I’m a Windows caveman over here, but you should definitely post your Linux findings on here when you’re ready! Also, if you have suggestions for how to slice this, I’d be happy to take a stab at it. This was a quick thing I did while ogling a GPU upgrade, so it’s not my best work haha.
I made a post on c/Linux about this today (https://lemmy.world/post/1112621) and added a basic summary of the Linux specific data. I’m still trying to figure everything out myself. I had to brute force the github data for a few hours in Libra Calc (FOSS excel) to distil it down to something I could understand, but I still have a ton of questions.

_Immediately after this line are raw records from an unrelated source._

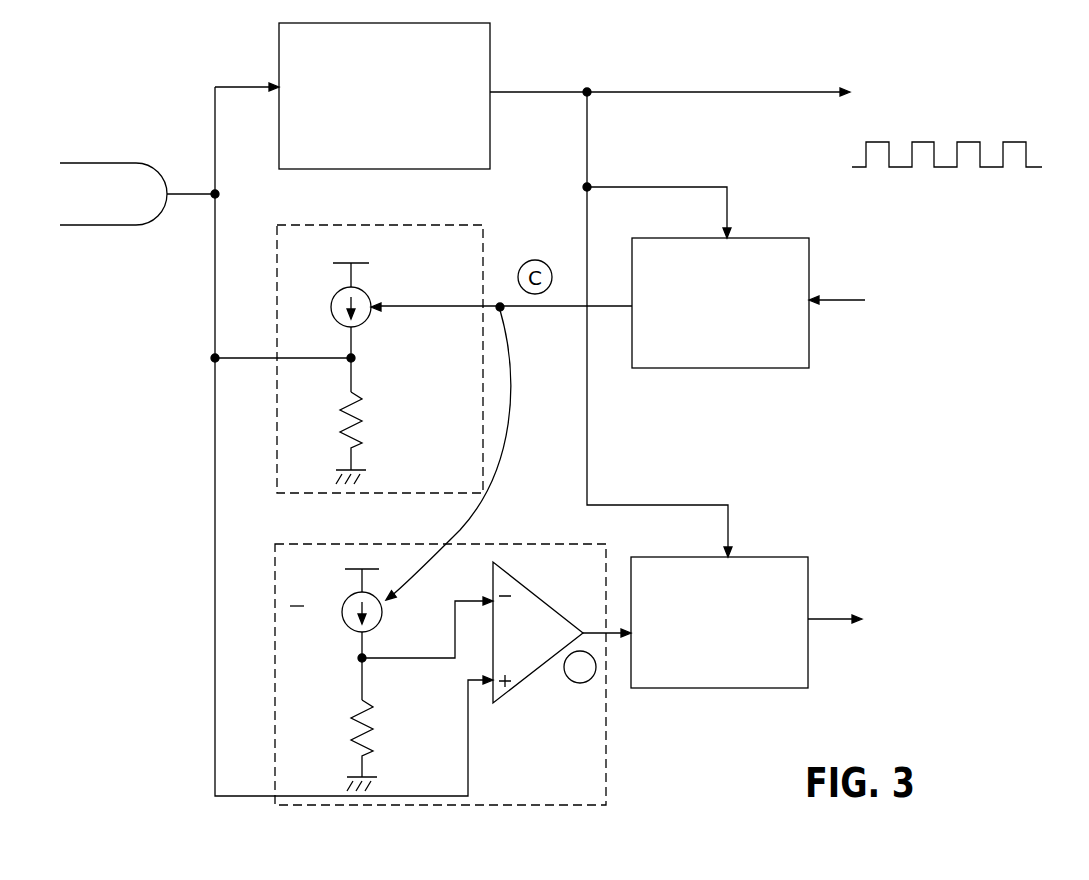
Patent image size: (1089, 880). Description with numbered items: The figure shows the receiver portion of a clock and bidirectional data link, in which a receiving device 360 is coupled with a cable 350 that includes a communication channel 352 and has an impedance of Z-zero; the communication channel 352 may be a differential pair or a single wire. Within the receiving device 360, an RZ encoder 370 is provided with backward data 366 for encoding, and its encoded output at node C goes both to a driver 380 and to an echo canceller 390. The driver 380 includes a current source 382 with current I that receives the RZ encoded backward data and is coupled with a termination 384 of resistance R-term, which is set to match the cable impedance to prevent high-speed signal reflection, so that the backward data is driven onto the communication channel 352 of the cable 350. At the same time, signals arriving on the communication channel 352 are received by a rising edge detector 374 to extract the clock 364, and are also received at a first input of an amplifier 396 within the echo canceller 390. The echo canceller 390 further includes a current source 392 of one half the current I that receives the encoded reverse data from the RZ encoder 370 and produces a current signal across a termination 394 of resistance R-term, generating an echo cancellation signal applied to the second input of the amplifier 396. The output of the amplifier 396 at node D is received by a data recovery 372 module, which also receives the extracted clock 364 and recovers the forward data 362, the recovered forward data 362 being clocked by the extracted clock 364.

The cable 350 is at (113, 177).
The communication channel 352 is at (193, 197).
The receiving device 360 is at (670, 70).
The forward data 362 is at (905, 626).
The extracted clock 364 is at (947, 142).
The backward data 366 is at (897, 314).
The RZ encoder 370 is at (720, 303).
The data recovery 372 is at (719, 622).
The rising edge detector 374 is at (384, 96).
The driver 380 is at (349, 373).
The current source 382 is at (366, 327).
The termination 384 is at (385, 432).
The echo canceller 390 is at (440, 704).
The current source 392 is at (367, 634).
The termination 394 is at (398, 743).
The amplifier 396 is at (538, 632).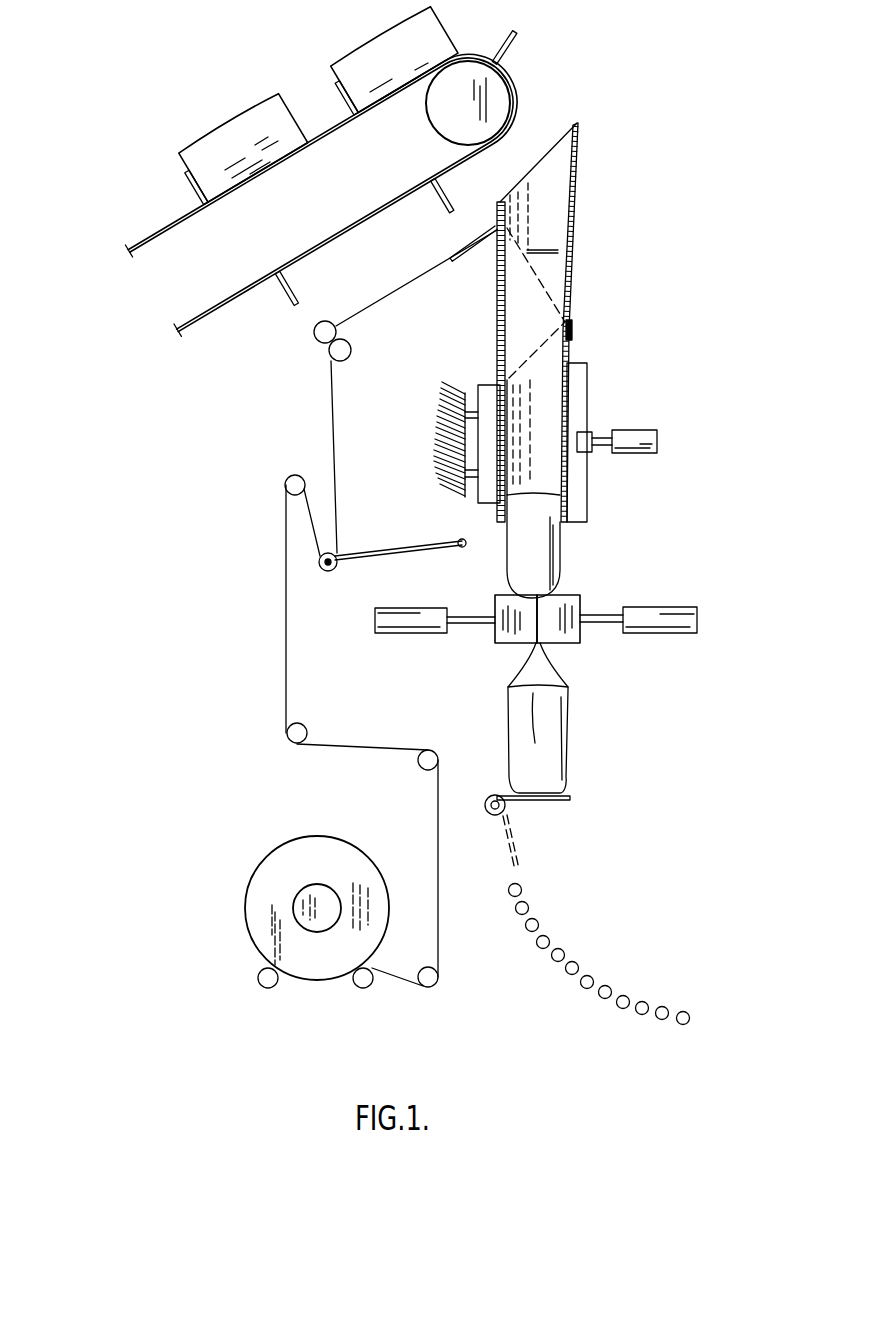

Ultimately I’ve just been trying to figure out what the most powerful laptop graphics cards are and which ones have the most RAM. So far, it looks like the RTX3080Ti came in some laptops and has 16GB of RAM. Distilling out the full spectrum of laptop options is hard. Anyone really into Linux likely also wants to avoid nvidia as much as possible so navigating exactly where AMD is at right now is a big deal. (The AMD stuff is open source with good support from AMD while nvidia is just a terrible company that does not give a rats ass about the end user of their products.) I do not care if SD on AMD takes twice as long to do the same task as nvidia, so long as it can still do the same task. Open source means full ownership to me and that is more important in the long term.
-
Is anyone running SD on AMD GPUs in Windows? The AMD benches seem to all be from Linux because of ROCm, presumably, but I’d be curious to know how much performance loss comes from using DirectML on, say, a 7900XT in Windows.